As a preventative, that morning, he had forced himself to check on the holders of the name which had led him here, like a hound bred blindly to follow a single trail. There were four of them in the telephone directory, two at the same address. One of these was Aleksander. He would ask him. Yes, he would. Soon. As soon as he could come up with a plausible story about why he wanted to know. That hadn’t shaped itself for him yet.
‘Pops.’ Amelia’s voice startled him from his reverie. He had
stumbled
without thinking into Kazimierz’s main square, and there was Amelia waiting for him. She was sitting at an outdoor table in front of a small restaurant partly hidden from view by the ranks of parked cars. The area, he noted to himself, was still somewhat shabby, no matter what people told you about how much had been restored over the last ten years, the Spielberg effect and all that.
‘Pops, you just walked straight past us. This is the Ariel…well, one of the two. They compete, as this young man has been explaining to me.’

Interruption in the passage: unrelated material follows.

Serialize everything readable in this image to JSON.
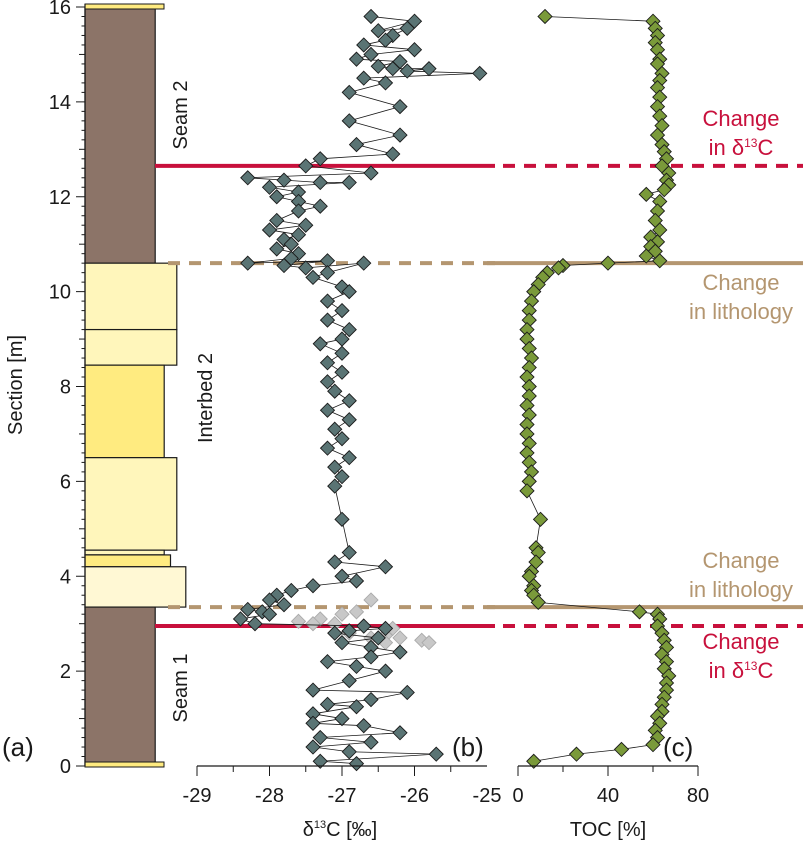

The young man who had startling yellow hair and one of those noses that spoke of Greek statuary or English public schools looked rather furtive as Bruno approached and hastily excused himself with a great scraping of chair legs on pavement.
‘You frightened him, Pops. You’re a scary person.’
‘That’s’ cause his intentions weren’t honourable.’
‘You could see that immediately, right?’
‘What else are fathers for?’
Amelia stretched her long legs. ‘Let me get you something. Juice. Coffee. Some lunch. Of course, it’s lunchtime. They do borscht and all kinds of herrings. Look.’
Bruno studied the menu, which reminded him of West
Broadway
in the old days, ordered herring in onions and sour cream with tea and borscht with dumplings for Amelia from a waiter who looked like an extra on a Hitchcock set. He could feel Amelia watching him as his lips curled clumsily round the language.